Returns: (float): The Jarque-Bera test statistic.
Formula:
JB = n * [(S^2 / 6) + ((K - 3)^2 / 24)]
Notes:
- A higher JB value suggests that the data deviates more from a normal distribution.
- The test is asymptotically distributed as a chi-squared distribution with 2 degrees of freedom.
- Use this value to calculate a p-value to determine the significance of the result.
skewness(data)
Parameters:
data (float): (series float): Input data series.
Returns: (float): The skewness value.
Notes:
- Handles missing values (`na`) by ignoring invalid points.
- Includes error handling for zero variance to avoid division-by-zero scenarios.
- Skewness is calculated as the normalized third central moment of the data.
kurtosis(data)
Parameters:
data (float): (series float): Input data series.
Returns: (float): The kurtosis value.
Notes:
- Handles missing values (`na`) by ignoring invalid points.
- Includes error handling for zero variance to avoid division-by-zero scenarios.
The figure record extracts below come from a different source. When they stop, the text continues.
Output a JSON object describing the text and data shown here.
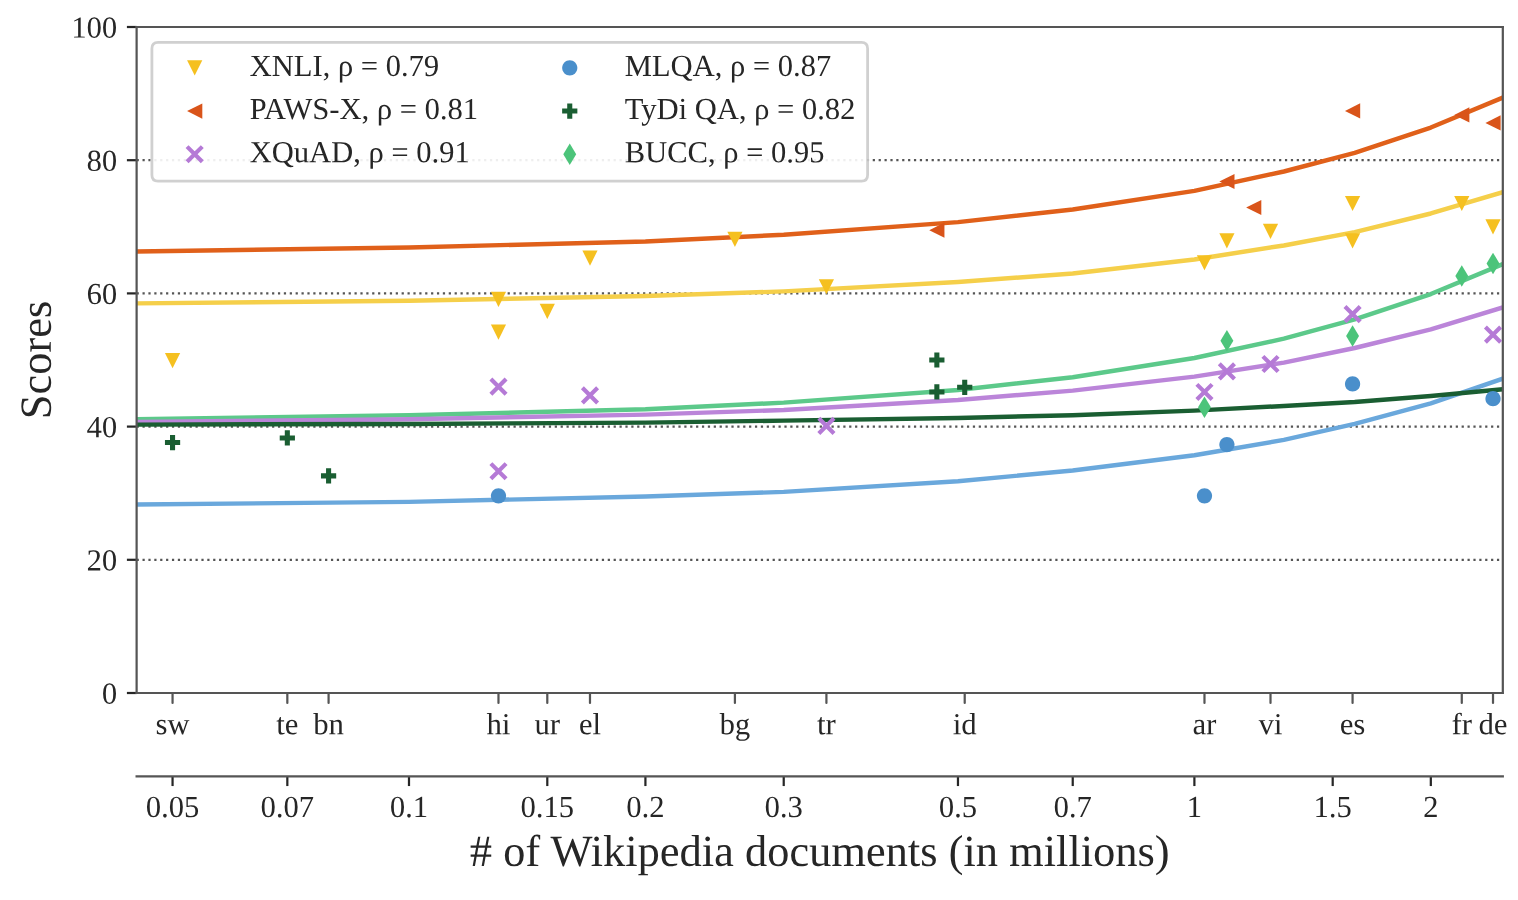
{
  "chart_data": {
    "type": "scatter",
    "xlabel": "# of Wikipedia documents (in millions)",
    "ylabel": "Scores",
    "log": "x",
    "grid": "y",
    "legend": "top left",
    "xlim": [
      0.045,
      2.47
    ],
    "ylim": [
      0,
      100
    ],
    "xticks": [
      0.05,
      0.07,
      0.1,
      0.15,
      0.2,
      0.3,
      0.5,
      0.7,
      1,
      1.5,
      2
    ],
    "yticks": [
      0,
      20,
      40,
      60,
      80,
      100
    ],
    "annotations": [
      {
        "text": "sw",
        "x": 0.05
      },
      {
        "text": "te",
        "x": 0.07
      },
      {
        "text": "bn",
        "x": 0.079
      },
      {
        "text": "hi",
        "x": 0.13
      },
      {
        "text": "ur",
        "x": 0.15
      },
      {
        "text": "el",
        "x": 0.17
      },
      {
        "text": "bg",
        "x": 0.26
      },
      {
        "text": "tr",
        "x": 0.34
      },
      {
        "text": "id",
        "x": 0.51
      },
      {
        "text": "ar",
        "x": 1.03
      },
      {
        "text": "vi",
        "x": 1.25
      },
      {
        "text": "es",
        "x": 1.59
      },
      {
        "text": "fr",
        "x": 2.19
      },
      {
        "text": "de",
        "x": 2.4
      }
    ],
    "series": [
      {
        "type": "line",
        "color": "#e0601a",
        "x": [
          0.045,
          0.1,
          0.2,
          0.3,
          0.5,
          0.7,
          1,
          1.3,
          1.6,
          2,
          2.47
        ],
        "values": [
          66.3,
          66.9,
          67.8,
          68.8,
          70.7,
          72.6,
          75.4,
          78.3,
          81.1,
          84.9,
          89.4
        ]
      },
      {
        "type": "line",
        "color": "#f5cf4a",
        "x": [
          0.045,
          0.1,
          0.2,
          0.3,
          0.5,
          0.7,
          1,
          1.3,
          1.6,
          2,
          2.47
        ],
        "values": [
          58.5,
          58.9,
          59.6,
          60.3,
          61.7,
          63.0,
          65.1,
          67.2,
          69.2,
          72.0,
          75.2
        ]
      },
      {
        "type": "line",
        "color": "#5cc98a",
        "x": [
          0.045,
          0.1,
          0.2,
          0.3,
          0.5,
          0.7,
          1,
          1.3,
          1.6,
          2,
          2.47
        ],
        "values": [
          41.1,
          41.7,
          42.6,
          43.6,
          45.5,
          47.4,
          50.3,
          53.2,
          56.1,
          59.9,
          64.4
        ]
      },
      {
        "type": "line",
        "color": "#bb85d9",
        "x": [
          0.045,
          0.1,
          0.2,
          0.3,
          0.5,
          0.7,
          1,
          1.3,
          1.6,
          2,
          2.47
        ],
        "values": [
          40.7,
          41.1,
          41.8,
          42.5,
          44.0,
          45.4,
          47.5,
          49.6,
          51.8,
          54.6,
          57.9
        ]
      },
      {
        "type": "line",
        "color": "#6aa8dc",
        "x": [
          0.045,
          0.1,
          0.2,
          0.3,
          0.5,
          0.7,
          1,
          1.3,
          1.6,
          2,
          2.47
        ],
        "values": [
          28.3,
          28.7,
          29.5,
          30.2,
          31.8,
          33.4,
          35.7,
          38.0,
          40.4,
          43.5,
          47.2
        ]
      },
      {
        "type": "line",
        "color": "#1a5e32",
        "x": [
          0.045,
          0.1,
          0.2,
          0.3,
          0.5,
          0.7,
          1,
          1.3,
          1.6,
          2,
          2.47
        ],
        "values": [
          40.3,
          40.4,
          40.6,
          40.9,
          41.3,
          41.7,
          42.4,
          43.1,
          43.7,
          44.6,
          45.6
        ]
      },
      {
        "name": "XNLI, ρ = 0.79",
        "color": "#f5c020",
        "marker": "triangle-down",
        "x": [
          0.05,
          0.13,
          0.13,
          0.15,
          0.17,
          0.26,
          0.34,
          1.03,
          1.1,
          1.25,
          1.59,
          1.59,
          2.19,
          2.4
        ],
        "values": [
          49.9,
          59.1,
          54.2,
          57.3,
          65.3,
          68.1,
          61.0,
          64.6,
          67.9,
          69.3,
          73.5,
          67.9,
          73.5,
          70.0
        ]
      },
      {
        "name": "PAWS-X, ρ = 0.81",
        "color": "#d9541a",
        "marker": "triangle-left",
        "x": [
          0.47,
          1.1,
          1.19,
          1.59,
          2.19,
          2.4
        ],
        "values": [
          69.5,
          76.8,
          72.9,
          87.4,
          86.8,
          85.6
        ]
      },
      {
        "name": "XQuAD, ρ = 0.91",
        "color": "#b57ad6",
        "marker": "cross",
        "x": [
          0.13,
          0.13,
          0.17,
          0.34,
          1.03,
          1.1,
          1.25,
          1.59,
          2.4
        ],
        "values": [
          46.0,
          33.3,
          44.7,
          40.1,
          45.2,
          48.3,
          49.4,
          56.9,
          53.8
        ]
      },
      {
        "name": "MLQA, ρ = 0.87",
        "color": "#4a8fcb",
        "marker": "circle",
        "x": [
          0.13,
          1.03,
          1.1,
          1.59,
          2.4
        ],
        "values": [
          29.6,
          29.6,
          37.3,
          46.4,
          44.2
        ]
      },
      {
        "name": "TyDi QA, ρ = 0.82",
        "color": "#1a5e32",
        "marker": "plus",
        "x": [
          0.05,
          0.07,
          0.079,
          0.47,
          0.47,
          0.51
        ],
        "values": [
          37.6,
          38.3,
          32.6,
          50.0,
          45.2,
          45.9
        ]
      },
      {
        "name": "BUCC, ρ = 0.95",
        "color": "#4cc47a",
        "marker": "diamond",
        "x": [
          1.03,
          1.1,
          1.59,
          2.19,
          2.4
        ],
        "values": [
          42.9,
          52.9,
          53.6,
          62.6,
          64.5
        ]
      }
    ]
  }
}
- Kurtosis is calculated as the normalized fourth central moment of the data.
regression(y, x, lag)
Parameters:
y (float): (series float): Dependent series (observed values).
x (float): (series float): Independent series (explanatory variable).
lag (int): (int): Number of lags applied to the independent series (x).
Returns: (tuple): Returns a tuple containing the following values:
- n: Number of valid observations.
- alpha: Intercept of the regression line.
- beta: Slope of the regression line.
- t_stat: T-statistic for the beta coefficient.
- p_value: Two-tailed p-value for the beta coefficient.
- r_squared: Coefficient of determination (R²) indicating goodness of fit.
- skew: Skewness of the residuals.
- kurt: Kurtosis of the residuals.
Notes:
- Handles missing data (`na`) by ignoring invalid points.
- Includes basic error handling for zero variance and division-by-zero scenarios.
- Computes residual-based statistics (skewness and kurtosis) for model diagnostics.